Siam Paragon, Siam Discovery, Siam Center and Central Chidlom, a block away from the apparent headquarters for the protestors, tried to open Friday but closed at 6 p.m. instead of the usual 9 or 10 p.m.

On Saturday, at least one mall, Siam Paragon, Bangkok’s luxury shopping center, was forced to close at 3 p.m. when the demonstrators again moved to block the main highway leading to the center. Shoppers were instructed to leave through a back door, but some were locked in the center for several hours before they could be let out, the spokesman said.

All the malls were closed on Sunday because the city’s Sky Train service was shut down by the government to prevent protestors from damaging the stations. Siam Paragon had plans to reopen on Monday for abbreviated hours.

Amarin Center and Gaysorn, another luxury shopping mall on the retail strip that borders the Ratchaprasong intersection, have remained closed since April 3, said a spokeswoman for the Ratchaprasong Square Trade Association.

“I don’t know when they will reopen,” she said.

Central Chidlom and Siam Paragon have canceled promotions for Songkran, Thailand’s new year that is anticipated as a major shopping event for Bangkok retailers.

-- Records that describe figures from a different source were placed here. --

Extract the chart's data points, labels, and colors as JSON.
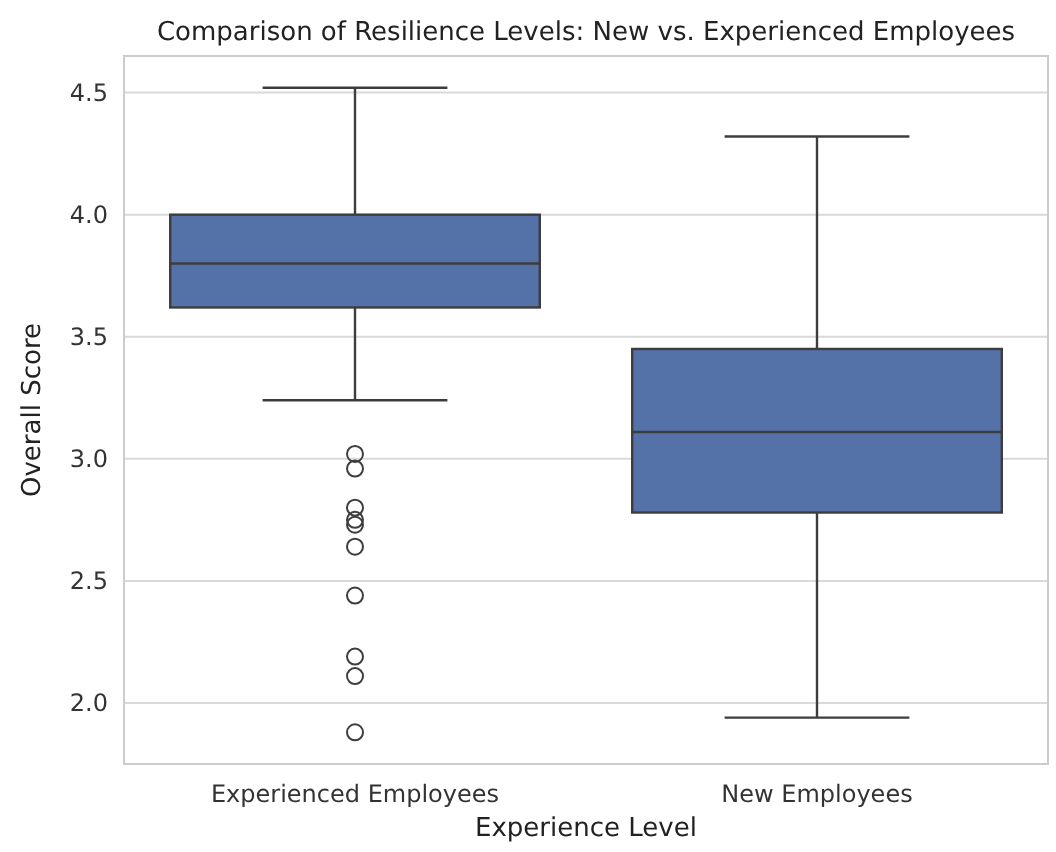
{
  "chart_data": {
    "type": "box",
    "title": "Comparison of Resilience Levels: New vs. Experienced Employees",
    "xlabel": "Experience Level",
    "ylabel": "Overall Score",
    "categories": [
      "Experienced Employees",
      "New Employees"
    ],
    "color": "#5471a8",
    "ylim": [
      1.75,
      4.65
    ],
    "yticks": [
      {
        "value": 2,
        "label": "2.0"
      },
      2.5,
      {
        "value": 3,
        "label": "3.0"
      },
      3.5,
      {
        "value": 4,
        "label": "4.0"
      },
      4.5
    ],
    "grid": "y",
    "boxes": [
      {
        "low": 3.24,
        "q1": 3.62,
        "median": 3.8,
        "q3": 4.0,
        "high": 4.52,
        "outliers": [
          3.02,
          2.96,
          2.8,
          2.75,
          2.73,
          2.64,
          2.44,
          2.19,
          2.11,
          1.88
        ]
      },
      {
        "low": 1.94,
        "q1": 2.78,
        "median": 3.11,
        "q3": 3.45,
        "high": 4.32
      }
    ]
  }
}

The demonstrations turned violent over the weekend as 21 people were killed and close to 900 were injured. Police from around Thailand have been called to Bangkok to help quell the demonstrations, but the Red Guard, a segment of the Red Shirts that have deputized themselves to police the opposition, have established the Ratchaprasong intersection as their center of operations, severely limiting retailing. The government appears to be hoping the demonstrators will clear Bangkok streets and return to their homes for Songkran celebrations this week.

“The government isn’t doing anything to move them from the retail district,” said a spokeswoman for the retail district. “It’s hurting our economy and tourism.”

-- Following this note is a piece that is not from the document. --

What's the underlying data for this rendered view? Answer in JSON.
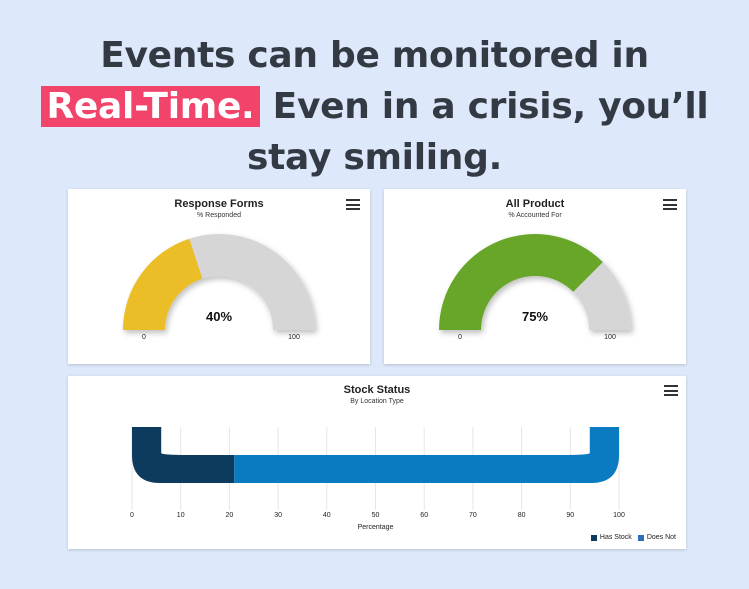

The Thai composite stock index closed Monday down 3.64 percent. Downtown hotels near the retail district have reported their occupancy has dropped to 20 percent since the antigovernment siege began. Elsewhere in Thailand, occupancy rates are around 80 percent.

On Monday, Thailand’s election commission recommended that the party of Prime Minister Abhisit Vejjajiva be dissolved, a move that strengthens the opposition.

“I’m afraid for the entire Thai economy,” said the Siam Paragon spokesman. “What will happen to us after this situation clears?”